Cumpre-me, desde já, fazer uma rectificação: não sou, nem psiquiatra, nem psicanalista. Sou, apenas, psicólogo.

As minhas desculpas ao António Pinho Vargas... Li, no blog da Teresa Cascudo, um excerto - penso eu - do que APV havia escrito...

Em todo o caso, se reagi à melancolia e à depressão, não foi por acaso ! Obviamente que procurei reagir num registo antagónico ao afecto depressivo que o seu artigo desencadeou em mim - objectiva e subjectivamente ! Se faço uma exaltação à euforia, é porque senti a tristeza patente no seu texto... Ela ecoou em mim !

Sou muito sensível à depressão e suas variantes, pois lido com elas diariamente: travail oblige...

Deixe que lhe diga que a mania - onde predomina o afecto eufórico -, no essencial, é uma resposta à depressão ! Fala-se, inclusive, em pirueta maníaca: um valente ataque de riso, em pleno funeral, é disso um exemplo !

Quanto à importância das palavras para os psi... Bom, é verdade que os psicanalistas lacanianos as colocam numa posição de grande destaque.

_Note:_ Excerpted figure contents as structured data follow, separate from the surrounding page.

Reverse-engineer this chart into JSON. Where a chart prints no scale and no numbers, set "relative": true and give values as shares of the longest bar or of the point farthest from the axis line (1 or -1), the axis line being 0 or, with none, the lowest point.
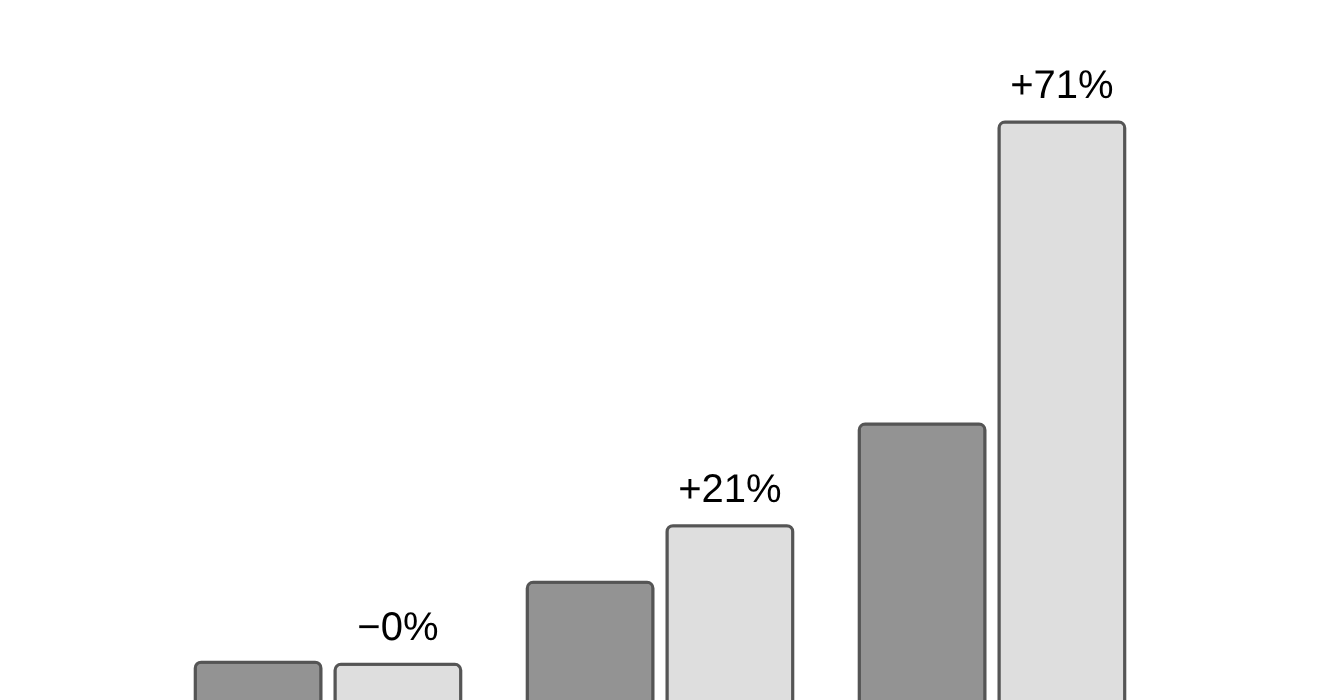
{
  "chart_data": {
    "type": "bar",
    "relative": true,
    "categories": [
      null,
      null,
      null
    ],
    "legend": false,
    "series": [
      {
        "color": "#939393",
        "values": [
          0.256,
          0.366,
          0.584
        ]
      },
      {
        "color": "#dedede",
        "values": [
          0.253,
          0.444,
          1.0
        ]
      }
    ],
    "annotations": [
      {
        "text": "−0%",
        "y": 0.253
      },
      {
        "text": "+21%",
        "y": 0.444
      },
      {
        "text": "+71%",
        "y": 1.0
      }
    ]
  }
}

Os seguidores de outras escolas psicanalíticas - onde me posiciono - conferem ao verbo importância, apenas e só, na medida em que veiculam, de forma privilegiada, um afecto ! No adulto, a comunicação emocional faz-se, em grande medida, através do símbolo palavra ! Se seguirmos uma criança em psicoterapia, as palavras, grosso modo, são acessórias !
Para encerrar este esclarecimento, diria que o simbólico - que é polissémico, como bem sabe ! -, na lógica da clínica psicológica de base psicanalítica, deve estar ao serviço da comunicação emocional ! Mas, atenção... Por vezes, as palavras servem para nos defendermos de uma efectiva expressão afectiva !!!

É interessante a destrinça feita, no seu comentário, entre Real e Psicológico...
Em tom provocatório, apetece-me dizer que não sei o que o real é...
Enquanto psi, interessa-me, tão somente, o que o que o indivíduo faz daquilo que lhe é exterior...
O mesmo é dizer, há uma realidade externa - que designamos como objectiva - (uma peça musical) e uma realidade interna - subjectiva, relativa ao sujeito e, psicológica - (a resposta emocional desencadeada pela audição da peça).

Diga-me, António: o que sente quando ouve a 6ª sinfonia de Beethoven ? Concebe a possibilidade de alguém entristecer... E de outrém rejubilar ?

Já me comovi às lágrimas a ouvir o Kraus interpretar uma ária de Verdi, quando grande parte do restante público bordejava a euforia...

Em meu entender, é irrelevante a distinção feita entre melancolia física e psicológica... O que me anima, nas suas palavras, é a capacidade de se zangar, de se irritar, que constituem uma saudável reacção à desolação depressiva !

A depressão é a incapacidade de fazer lutos.
Esta é uma máxima de um dos meus mestres (António Coimbra de Matos).

Vamos imaginar que a minha mulher se encanta por outro homem... Troca-me... Ou seja, desama-me... Perco-a (ou ao amor dela por mim)...
Fico triste, deprimo-me... Acho-me o pior dos sujeitos...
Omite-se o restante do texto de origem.